14.6kms on Saturday March 14th
Jan and I are starting to think about running again. So I looked for a race and found Run for the Kids, on in Melbourne, on March 14th. It is 14.6kms long. The last race we did was a 5miler which was about 8kms long. So this is huge for us. We’d better start training so here’s my plan… Based on the Hal Higdon’s 15k training plan.
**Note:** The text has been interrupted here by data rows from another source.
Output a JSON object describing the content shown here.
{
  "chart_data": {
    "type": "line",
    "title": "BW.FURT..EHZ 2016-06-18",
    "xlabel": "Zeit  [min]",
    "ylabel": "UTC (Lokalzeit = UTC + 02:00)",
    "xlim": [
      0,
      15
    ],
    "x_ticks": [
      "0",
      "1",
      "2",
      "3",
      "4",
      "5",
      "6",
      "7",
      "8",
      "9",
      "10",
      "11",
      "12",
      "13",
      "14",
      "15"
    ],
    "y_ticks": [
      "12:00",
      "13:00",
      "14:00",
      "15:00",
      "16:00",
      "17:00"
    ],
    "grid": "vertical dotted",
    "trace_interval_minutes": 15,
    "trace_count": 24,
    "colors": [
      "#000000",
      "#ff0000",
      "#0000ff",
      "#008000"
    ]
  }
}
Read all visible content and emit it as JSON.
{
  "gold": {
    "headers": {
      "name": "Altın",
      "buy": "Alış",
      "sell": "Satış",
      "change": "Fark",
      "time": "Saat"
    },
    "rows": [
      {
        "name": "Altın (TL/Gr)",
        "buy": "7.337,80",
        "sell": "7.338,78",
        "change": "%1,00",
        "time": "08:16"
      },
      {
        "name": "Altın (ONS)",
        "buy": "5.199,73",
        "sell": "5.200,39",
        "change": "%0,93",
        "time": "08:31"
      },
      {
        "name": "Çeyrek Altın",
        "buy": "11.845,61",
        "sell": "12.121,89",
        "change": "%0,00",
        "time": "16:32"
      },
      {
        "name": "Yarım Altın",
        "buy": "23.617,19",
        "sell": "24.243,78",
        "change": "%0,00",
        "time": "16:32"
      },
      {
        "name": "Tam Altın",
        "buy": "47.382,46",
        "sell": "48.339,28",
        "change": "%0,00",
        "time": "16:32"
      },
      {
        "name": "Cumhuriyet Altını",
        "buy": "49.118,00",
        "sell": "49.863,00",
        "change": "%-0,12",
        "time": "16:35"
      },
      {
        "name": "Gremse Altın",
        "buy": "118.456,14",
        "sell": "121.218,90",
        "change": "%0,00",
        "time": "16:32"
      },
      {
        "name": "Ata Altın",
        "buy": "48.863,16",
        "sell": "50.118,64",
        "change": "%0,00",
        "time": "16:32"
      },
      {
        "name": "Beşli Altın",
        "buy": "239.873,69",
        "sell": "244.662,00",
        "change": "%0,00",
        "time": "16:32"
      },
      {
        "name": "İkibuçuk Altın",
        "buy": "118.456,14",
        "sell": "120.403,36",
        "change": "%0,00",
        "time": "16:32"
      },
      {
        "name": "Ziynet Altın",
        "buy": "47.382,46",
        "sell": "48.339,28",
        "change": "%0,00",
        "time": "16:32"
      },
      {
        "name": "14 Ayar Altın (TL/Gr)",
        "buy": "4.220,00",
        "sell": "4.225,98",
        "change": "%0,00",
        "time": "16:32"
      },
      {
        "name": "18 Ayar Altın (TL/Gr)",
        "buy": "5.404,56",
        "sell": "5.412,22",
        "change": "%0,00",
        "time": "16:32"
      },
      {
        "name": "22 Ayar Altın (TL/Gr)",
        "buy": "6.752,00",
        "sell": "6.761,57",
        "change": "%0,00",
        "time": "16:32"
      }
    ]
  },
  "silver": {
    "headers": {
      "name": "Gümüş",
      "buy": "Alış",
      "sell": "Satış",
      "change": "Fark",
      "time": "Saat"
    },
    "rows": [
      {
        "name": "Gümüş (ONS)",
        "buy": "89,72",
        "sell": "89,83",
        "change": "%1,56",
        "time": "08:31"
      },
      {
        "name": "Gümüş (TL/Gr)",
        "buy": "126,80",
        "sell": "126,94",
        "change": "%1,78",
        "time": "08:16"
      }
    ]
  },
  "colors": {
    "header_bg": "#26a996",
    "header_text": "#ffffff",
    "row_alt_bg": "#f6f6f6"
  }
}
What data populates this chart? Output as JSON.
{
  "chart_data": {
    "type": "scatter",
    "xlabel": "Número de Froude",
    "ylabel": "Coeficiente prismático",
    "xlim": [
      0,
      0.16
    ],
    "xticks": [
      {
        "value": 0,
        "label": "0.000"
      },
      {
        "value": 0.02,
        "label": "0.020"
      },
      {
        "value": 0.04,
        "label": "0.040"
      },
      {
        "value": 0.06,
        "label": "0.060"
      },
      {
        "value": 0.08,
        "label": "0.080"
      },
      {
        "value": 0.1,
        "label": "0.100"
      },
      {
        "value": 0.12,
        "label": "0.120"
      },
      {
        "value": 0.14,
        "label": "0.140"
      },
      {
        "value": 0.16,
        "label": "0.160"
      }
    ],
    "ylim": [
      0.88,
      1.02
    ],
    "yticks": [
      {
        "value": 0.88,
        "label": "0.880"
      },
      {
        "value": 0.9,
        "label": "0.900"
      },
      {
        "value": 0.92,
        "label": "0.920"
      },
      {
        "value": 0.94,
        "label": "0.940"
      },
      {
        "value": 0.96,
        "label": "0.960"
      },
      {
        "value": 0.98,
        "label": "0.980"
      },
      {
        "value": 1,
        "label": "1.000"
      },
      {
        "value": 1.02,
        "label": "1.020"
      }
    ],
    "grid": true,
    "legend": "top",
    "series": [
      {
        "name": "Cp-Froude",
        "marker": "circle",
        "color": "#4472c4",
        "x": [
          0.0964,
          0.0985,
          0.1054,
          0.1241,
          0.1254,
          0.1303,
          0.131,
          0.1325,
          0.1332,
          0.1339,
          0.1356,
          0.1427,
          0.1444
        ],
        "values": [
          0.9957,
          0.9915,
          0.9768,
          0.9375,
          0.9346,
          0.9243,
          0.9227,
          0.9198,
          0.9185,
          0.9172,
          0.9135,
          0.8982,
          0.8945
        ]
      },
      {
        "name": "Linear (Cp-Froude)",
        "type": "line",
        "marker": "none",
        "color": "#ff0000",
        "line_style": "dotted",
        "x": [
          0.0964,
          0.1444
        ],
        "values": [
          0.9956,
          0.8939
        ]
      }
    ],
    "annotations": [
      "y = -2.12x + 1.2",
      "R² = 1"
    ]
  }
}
| TRAINING PLAN | ||||||||
| Dates | Week | Mon | Tue | Wed | Thu | Fri | Sat | Sun |
| 21st - 27th Dec | -1 | Stretch & Strengthen | x | Stretch & Strengthen | 2km | Stretch & Strengthen | 2km | 30 min cross |
| 28th Dec - 3rd Jan | 0 | Stretch & Strengthen | 2km | Stretch & Strengthen | 2km | Stretch & Strengthen | 2.5km | 30 min cross |
| 4th - 10th January | 1 | Stretch & Strengthen | 2 m run (3.22km) | Stretch & Strengthen & 30 min Cross Training | 2 m run (3.22km) | Stretch & Strengthen | 2 m run (3.22km) | 30 min cross |
| 11th - 17th January | 2 | Stretch & Strengthen | 3 m run (4.83km) | Stretch & Strengthen & 30 min Cross Training | 2 m run (3.22km) | Stretch & Strengthen | 3 m run (4.83km) | 30 min cross |
| 18th - 24th January | 3 | Stretch & Strengthen | 3 m run (4.83km) | Stretch & Strengthen & 30 min Cross Training | 2 m run (3.22km) | Stretch & Strengthen | 4 m run (6.4km) | 30 min cross |
| 25th - 31st January | 4 | Stretch & Strengthen | 2 m run (3.22km) | Stretch & Strengthen & 40 min Cross Training | 2 m run (3.22km) | Stretch & Strengthen | 2 m run (3.22km) | 40 min cross |
| 1st - 7th February | 5 | Stretch & Strengthen | 4 m run (6.4km) | Stretch & Strengthen & 40 min Cross Training | 3 m run (4.83km) | Stretch & Strengthen | 5 m run (8.05km) | 40 min cross |
| 8th - 14th February | 6 | Stretch & Strengthen | 4 m run (6.4km) | Stretch & Strengthen & 50 min Cross Training | 3 m run (4.83km) | Stretch & Strengthen | 6 m run (9.66 km) | 50 min cross |
| 15th - 21st February | 7 | Stretch & Strengthen | 3 m run (4.83km) | Stretch & Strengthen & 50 min Cross Training | 3 m run (4.83km) | Stretch & Strengthen | 4 m run (6.4km) | 50 min cross |
| 22nd - 28th February | 8 | Stretch & Strengthen | 5 m run (8.05km) | Stretch & Strengthen & 60 min Cross Training | 3 m run (4.83km) | Stretch & Strengthen | 7 m run (11.27km) | 60 min cross |
| 1st -7th March | 9 | Stretch & Strengthen | 5 m run (8.05km) | Stretch & Strengthen & 60 min Cross Training | 3 m run (4.83km) | Stretch & Strengthen | 8 m run (12.87km) | 60 min cross |
| 8th - 14th March | 10 | Stretch & Strengthen | 3 m run (4.83km) | Stretch & Strengthen & 30 min Cross Training | 2 m run (3.22km) | Stretch & Strengthen | Rest | The 14.6-K |
Starts tomorrow for 2km jog/walk. Ahaha can’t believe we’ve decided to do this. Not to convinced we’ll stick with it seeing it’s so hot out. It will mean some early morning or late afternoon runs…. a bit mad… Anyway see if we can get tomorrows one in.